Figure 1 illustrates the distinctive morphology of maize seeds, showcasing the notable variations between the haploid (a) and diploid (b) seeds. The haploid seed (Figure 1a) is distinguished by a colorless embryo, accompanied by R1-nj expression in its endosperm. This is a consequence of haploid plants having only half the genetic material, which results in a smaller and weaker embryo development. In contrast, the diploid seed (Figure 1b) displays R1-nj pigmentation in both the endosperm and the embryo, indicative of more robust and healthy embryo development in diploid plants [6]. While both types of seeds share fundamental structures such as the endosperm and seed coat, it is notable that haploid seeds are generally smaller, exhibit lower levels of fullness, and display reduced germination rates. In contrast with the aforementioned characteristics, diploid seeds are larger, fuller, and have higher viability rates, which renders them more frequently preferred in agricultural production.

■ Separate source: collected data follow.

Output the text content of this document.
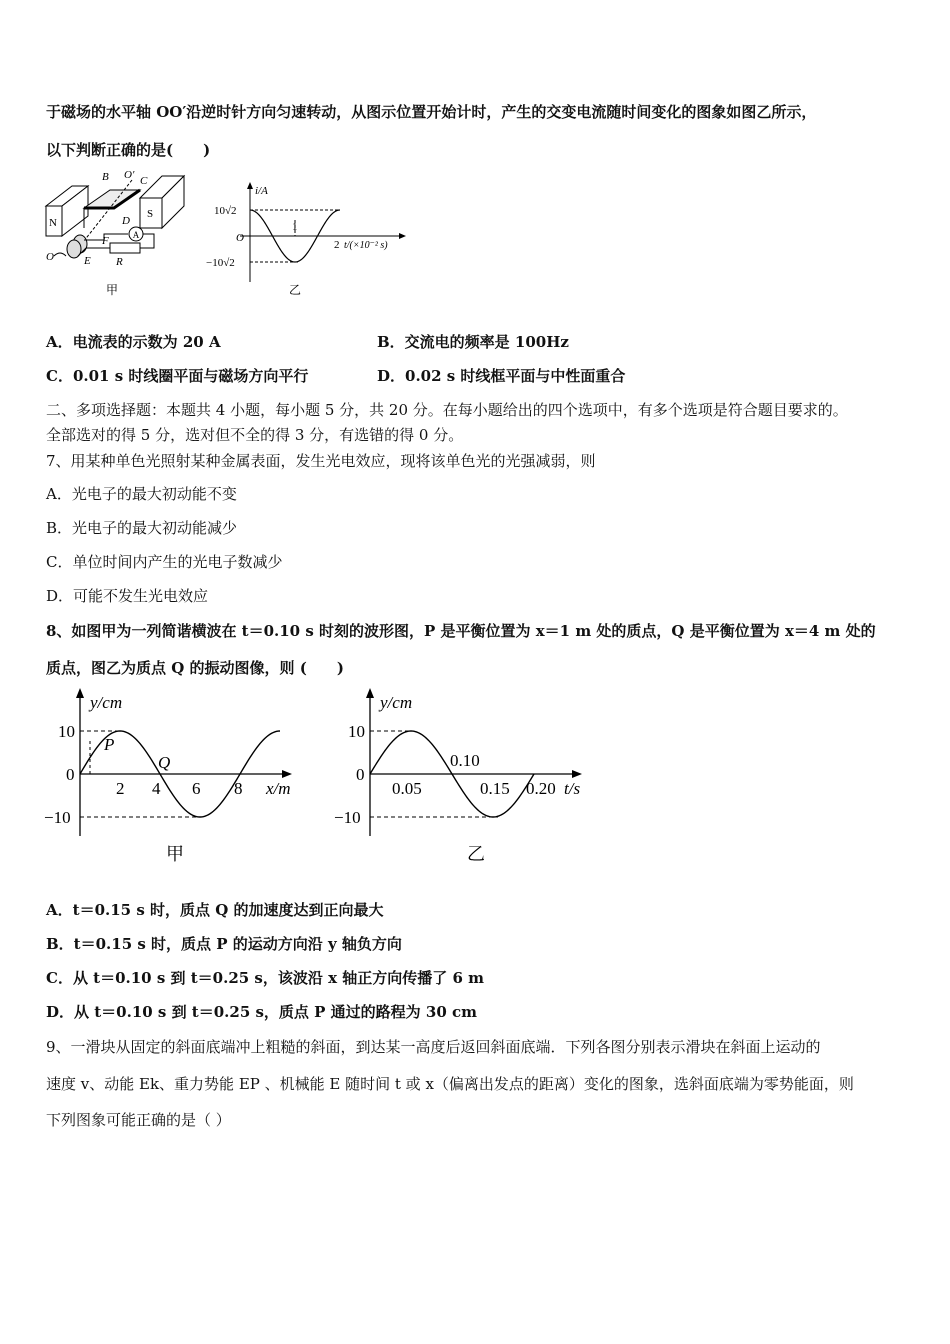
于磁场的水平轴 OO′沿逆时针方向匀速转动，从图示位置开始计时，产生的交变电流随时间变化的图象如图乙所示，
以下判断正确的是(　　)
N
S
A
B O′ C
D
F
E R
O
甲
i/A
10√2
O
−10√2
1
2 t/(×10⁻² s)
乙
A．电流表的示数为 20 A	B．交流电的频率是 100Hz
C．0.01 s 时线圈平面与磁场方向平行	D．0.02 s 时线框平面与中性面重合
二、多项选择题：本题共 4 小题，每小题 5 分，共 20 分。在每小题给出的四个选项中，有多个选项是符合题目要求的。
全部选对的得 5 分，选对但不全的得 3 分，有选错的得 0 分。
7、用某种单色光照射某种金属表面，发生光电效应，现将该单色光的光强减弱，则
A．光电子的最大初动能不变
B．光电子的最大初动能减少
C．单位时间内产生的光电子数减少
D．可能不发生光电效应
8、如图甲为一列简谐横波在 t＝0.10 s 时刻的波形图，P 是平衡位置为 x＝1 m 处的质点，Q 是平衡位置为 x＝4 m 处的
质点，图乙为质点 Q 的振动图像，则 (　　)
y/cm
10
0
−10
2 4 6 8 x/m
P
Q
甲
y/cm
10
0
−10
0.05
0.10
0.15 0.20 t/s
乙
A．t＝0.15 s 时，质点 Q 的加速度达到正向最大
B．t＝0.15 s 时，质点 P 的运动方向沿 y 轴负方向
C．从 t＝0.10 s 到 t＝0.25 s，该波沿 x 轴正方向传播了 6 m
D．从 t＝0.10 s 到 t＝0.25 s，质点 P 通过的路程为 30 cm
9、一滑块从固定的斜面底端冲上粗糙的斜面，到达某一高度后返回斜面底端．下列各图分别表示滑块在斜面上运动的
速度 v、动能 Ek、重力势能 EP 、机械能 E 随时间 t 或 x（偏离出发点的距离）变化的图象，选斜面底端为零势能面，则
下列图象可能正确的是（ ）
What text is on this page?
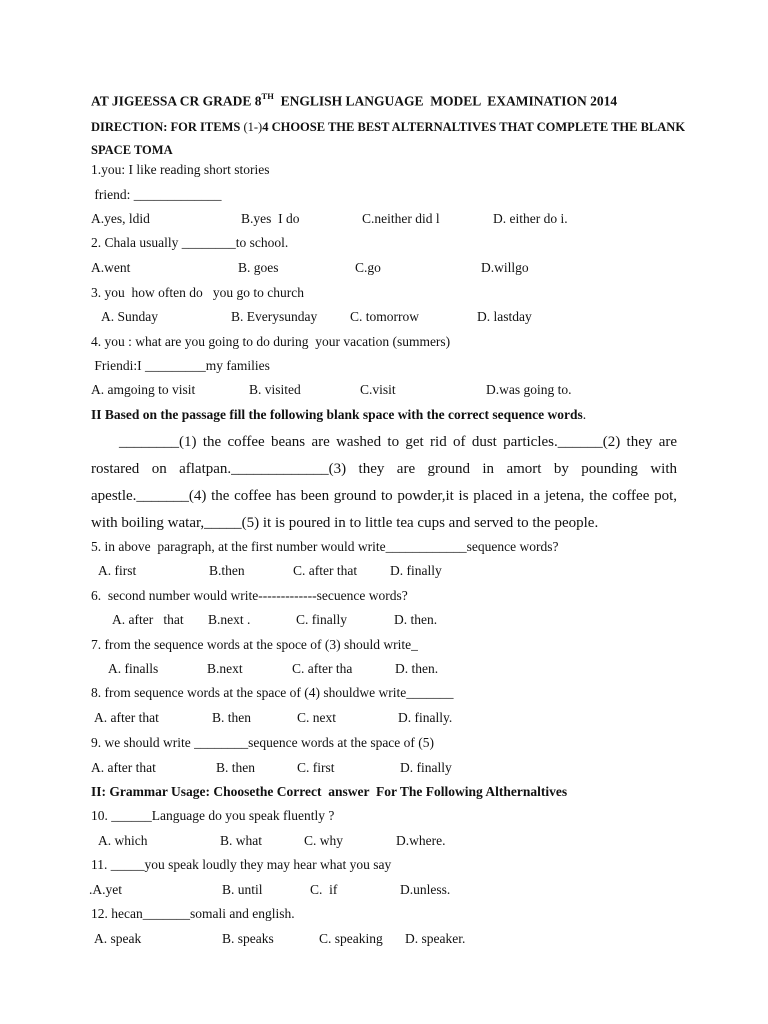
AT JIGEESSA CR GRADE 8TH  ENGLISH LANGUAGE  MODEL  EXAMINATION 2014
DIRECTION: FOR ITEMS (1-)4 CHOOSE THE BEST ALTERNALTIVES THAT COMPLETE THE BLANK SPACE TOMA
1.you: I like reading short stories
friend: _____________
A.yes, ldid	B.yes  I do	C.neither did l	D. either do i.
2. Chala usually ________to school.
A.went	B. goes	C.go	D.willgo
3. you  how often do   you go to church
A. Sunday	B. Everysunday C. tomorrow	D. lastday
4. you : what are you going to do during  your vacation (summers)
Friendi:I _________my families
A. amgoing to visit	B. visited	C.visit	D.was going to.
II Based on the passage fill the following blank space with the correct sequence words.
________(1) the coffee beans are washed to get rid of dust particles.______(2) they are rostared on aflatpan._____________(3) they are ground in amort by pounding with apestle._______(4) the coffee has been ground to powder,it is placed in a jetena, the coffee pot, with boiling watar,_____(5) it is poured in to little tea cups and served to the people.
5. in above  paragraph, at the first number would write____________sequence words?
A. first	B.then	C. after that D. finally
6.  second number would write-------------secuence words?
A. after   that B.next .	C. finally	D. then.
7. from the sequence words at the spoce of (3) should write_
A. finalls	B.next	C. after tha	D. then.
8. from sequence words at the space of (4) shouldwe write_______
A. after that	B. then	C. next	D. finally.
9. we should write ________sequence words at the space of (5)
A. after that	B. then	C. first	D. finally
II: Grammar Usage: Choosethe Correct  answer  For The Following Althernaltives
10. ______Language do you speak fluently ?
A. which	B. what	C. why	D.where.
11. _____you speak loudly they may hear what you say
.A.yet	B. until	C.  if	D.unless.
12. hecan_______somali and english.
A. speak	B. speaks	C. speaking D. speaker.
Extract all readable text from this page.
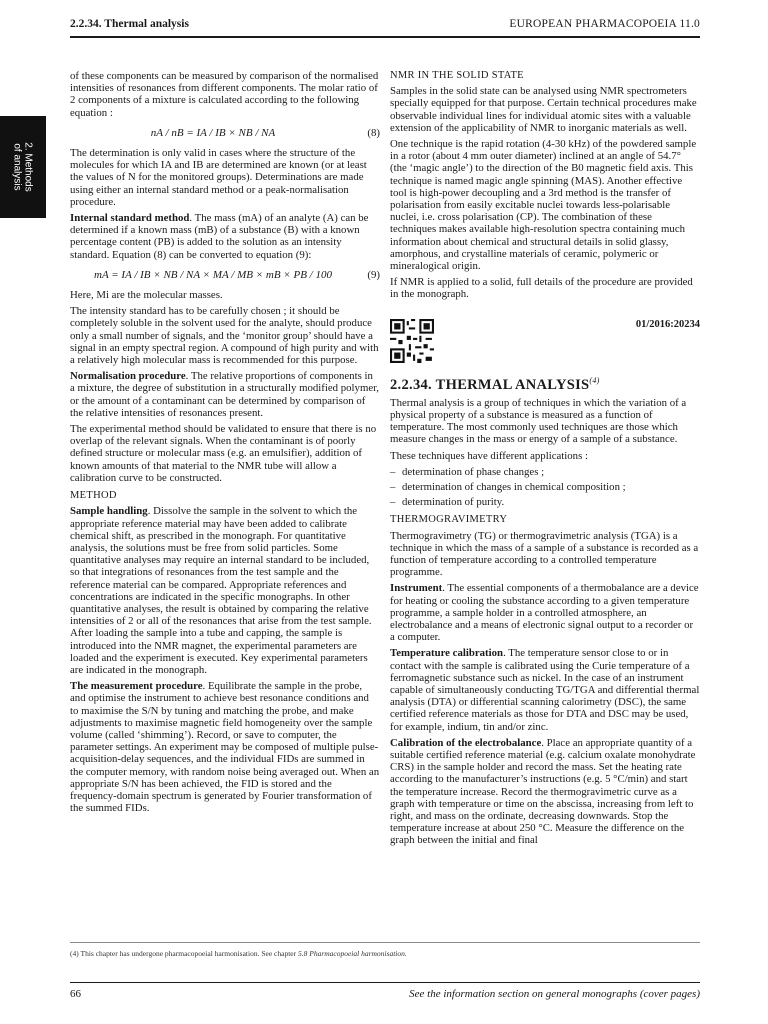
2.2.34. Thermal analysis	EUROPEAN PHARMACOPOEIA 11.0
2. Methods
of analysis

of these components can be measured by comparison of the normalised intensities of resonances from different components. The molar ratio of 2 components of a mixture is calculated according to the following equation :

nA / nB = IA / IB × NB / NA	(8)

The determination is only valid in cases where the structure of the molecules for which IA and IB are determined are known (or at least the values of N for the monitored groups). Determinations are made using either an internal standard method or a peak-normalisation procedure.

Internal standard method. The mass (mA) of an analyte (A) can be determined if a known mass (mB) of a substance (B) with a known percentage content (PB) is added to the solution as an intensity standard. Equation (8) can be converted to equation (9):

mA = IA / IB × NB / NA × MA / MB × mB × PB / 100	(9)

Here, Mi are the molecular masses.

The intensity standard has to be carefully chosen ; it should be completely soluble in the solvent used for the analyte, should produce only a small number of signals, and the ‘monitor group’ should have a signal in an empty spectral region. A compound of high purity and with a relatively high molecular mass is recommended for this purpose.

Normalisation procedure. The relative proportions of components in a mixture, the degree of substitution in a structurally modified polymer, or the amount of a contaminant can be determined by comparison of the relative intensities of resonances present.

The experimental method should be validated to ensure that there is no overlap of the relevant signals. When the contaminant is of poorly defined structure or molecular mass (e.g. an emulsifier), addition of known amounts of that material to the NMR tube will allow a calibration curve to be constructed.

METHOD

Sample handling. Dissolve the sample in the solvent to which the appropriate reference material may have been added to calibrate chemical shift, as prescribed in the monograph. For quantitative analysis, the solutions must be free from solid particles. Some quantitative analyses may require an internal standard to be included, so that integrations of resonances from the test sample and the reference material can be compared. Appropriate references and concentrations are indicated in the specific monographs. In other quantitative analyses, the result is obtained by comparing the relative intensities of 2 or all of the resonances that arise from the test sample. After loading the sample into a tube and capping, the sample is introduced into the NMR magnet, the experimental parameters are loaded and the experiment is executed. Key experimental parameters are indicated in the monograph.

The measurement procedure. Equilibrate the sample in the probe, and optimise the instrument to achieve best resonance conditions and to maximise the S/N by tuning and matching the probe, and make adjustments to maximise magnetic field homogeneity over the sample volume (called ‘shimming’). Record, or save to computer, the parameter settings. An experiment may be composed of multiple pulse-acquisition-delay sequences, and the individual FIDs are summed in the computer memory, with random noise being averaged out. When an appropriate S/N has been achieved, the FID is stored and the frequency-domain spectrum is generated by Fourier transformation of the summed FIDs.

NMR IN THE SOLID STATE

Samples in the solid state can be analysed using NMR spectrometers specially equipped for that purpose. Certain technical procedures make observable individual lines for individual atomic sites with a valuable extension of the applicability of NMR to inorganic materials as well.

One technique is the rapid rotation (4-30 kHz) of the powdered sample in a rotor (about 4 mm outer diameter) inclined at an angle of 54.7° (the ‘magic angle’) to the direction of the B0 magnetic field axis. This technique is named magic angle spinning (MAS). Another effective tool is high-power decoupling and a 3rd method is the transfer of polarisation from easily excitable nuclei towards less-polarisable nuclei, i.e. cross polarisation (CP). The combination of these techniques makes available high-resolution spectra containing much information about chemical and structural details in solid glassy, amorphous, and crystalline materials of ceramic, polymeric or mineralogical origin.

If NMR is applied to a solid, full details of the procedure are provided in the monograph.

01/2016:20234
2.2.34. THERMAL ANALYSIS$^{(4)}$

Thermal analysis is a group of techniques in which the variation of a physical property of a substance is measured as a function of temperature. The most commonly used techniques are those which measure changes in the mass or energy of a sample of a substance.

These techniques have different applications :

– determination of phase changes ;
– determination of changes in chemical composition ;
– determination of purity.
THERMOGRAVIMETRY

Thermogravimetry (TG) or thermogravimetric analysis (TGA) is a technique in which the mass of a sample of a substance is recorded as a function of temperature according to a controlled temperature programme.

Instrument. The essential components of a thermobalance are a device for heating or cooling the substance according to a given temperature programme, a sample holder in a controlled atmosphere, an electrobalance and a means of electronic signal output to a recorder or a computer.

Temperature calibration. The temperature sensor close to or in contact with the sample is calibrated using the Curie temperature of a ferromagnetic substance such as nickel. In the case of an instrument capable of simultaneously conducting TG/TGA and differential thermal analysis (DTA) or differential scanning calorimetry (DSC), the same certified reference materials as those for DTA and DSC may be used, for example, indium, tin and/or zinc.

Calibration of the electrobalance. Place an appropriate quantity of a suitable certified reference material (e.g. calcium oxalate monohydrate CRS) in the sample holder and record the mass. Set the heating rate according to the manufacturer’s instructions (e.g. 5 °C/min) and start the temperature increase. Record the thermogravimetric curve as a graph with temperature or time on the abscissa, increasing from left to right, and mass on the ordinate, decreasing downwards. Stop the temperature increase at about 250 °C. Measure the difference on the graph between the initial and final

(4) This chapter has undergone pharmacopoeial harmonisation. See chapter 5.8 Pharmacopoeial harmonisation.
66	See the information section on general monographs (cover pages)
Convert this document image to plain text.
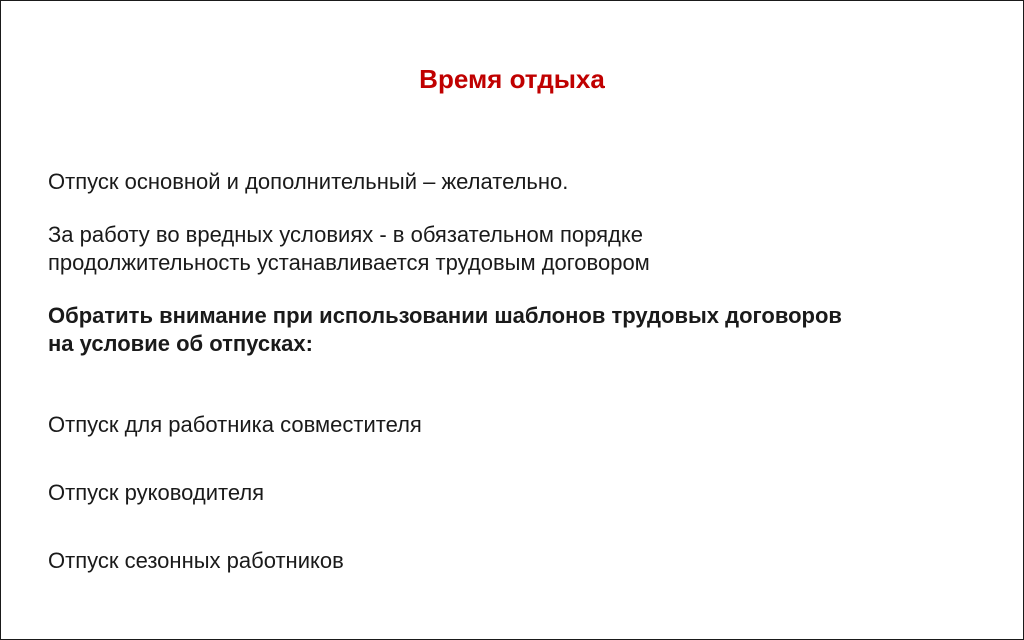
Время отдыха

Отпуск основной и дополнительный – желательно.

За работу во вредных условиях - в обязательном порядке
продолжительность устанавливается трудовым договором

Обратить внимание при использовании шаблонов трудовых договоров
на условие об отпусках:

Отпуск для работника совместителя

Отпуск руководителя

Отпуск сезонных работников
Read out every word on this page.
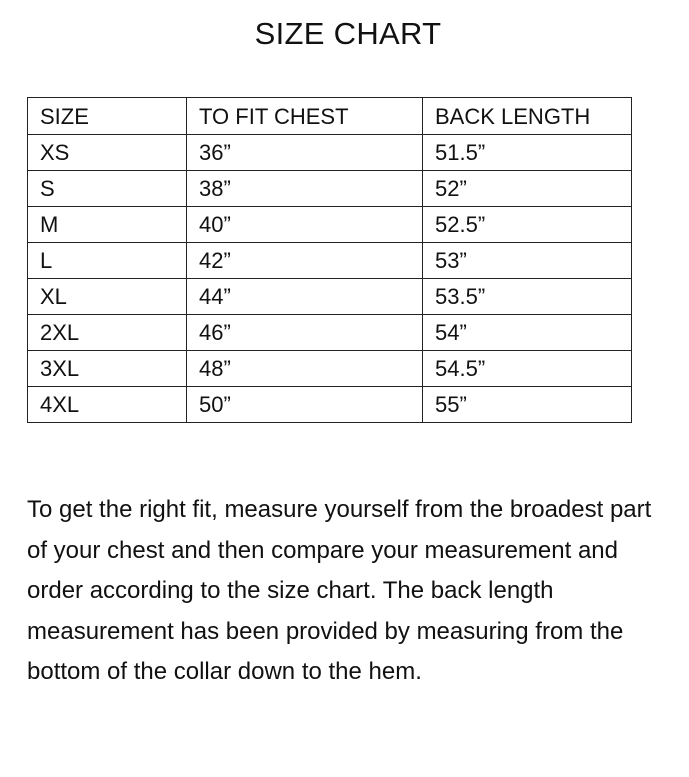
SIZE CHART
SIZE	TO FIT CHEST	BACK LENGTH
XS	36”	51.5”
S	38”	52”
M	40”	52.5”
L	42”	53”
XL	44”	53.5”
2XL	46”	54”
3XL	48”	54.5”
4XL	50”	55”

To get the right fit, measure yourself from the broadest part of your chest and then compare your measurement and order according to the size chart. The back length measurement has been provided by measuring from the bottom of the collar down to the hem.
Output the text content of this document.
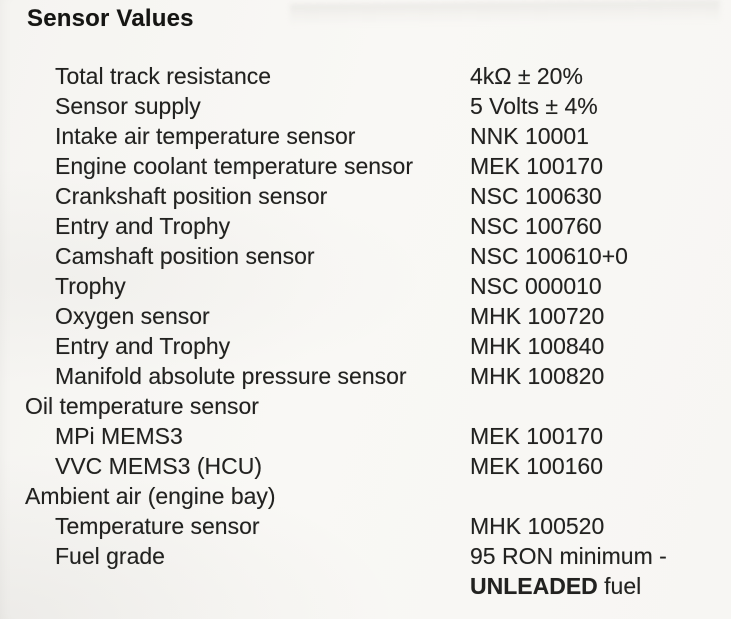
Sensor Values
Total track resistance	4kΩ ± 20%
Sensor supply	5 Volts ± 4%
Intake air temperature sensor	NNK 10001
Engine coolant temperature sensor	MEK 100170
Crankshaft position sensor	NSC 100630
Entry and Trophy	NSC 100760
Camshaft position sensor	NSC 100610+0
Trophy	NSC 000010
Oxygen sensor	MHK 100720
Entry and Trophy	MHK 100840
Manifold absolute pressure sensor	MHK 100820
Oil temperature sensor
MPi MEMS3	MEK 100170
VVC MEMS3 (HCU)	MEK 100160
Ambient air (engine bay)
Temperature sensor	MHK 100520
Fuel grade	95 RON minimum -
UNLEADED fuel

The haploid doubling method is a critical tool in the field of maize breeding. It facilitates the rapid development of genetically pure lines. The development of new technologies and methods to enhance the effectiveness of this technique has resulted in significant advancements in both laboratory and field conditions. In particular, microspore culture techniques and doubled haploid technology facilitate the expeditious acquisition of haploid plants and enhance overall efficiency. Furthermore, gene-editing tools such as CRISPR-Cas9 enable the direct and precise modification of desired genetic traits in haploid plants [7]. Further enhancements in haploid induction systems and the optimization of in vitro techniques have led to increased haploid doubling rates, thereby reinforcing the applicability and genetic gains of this method in maize breeding programs [8].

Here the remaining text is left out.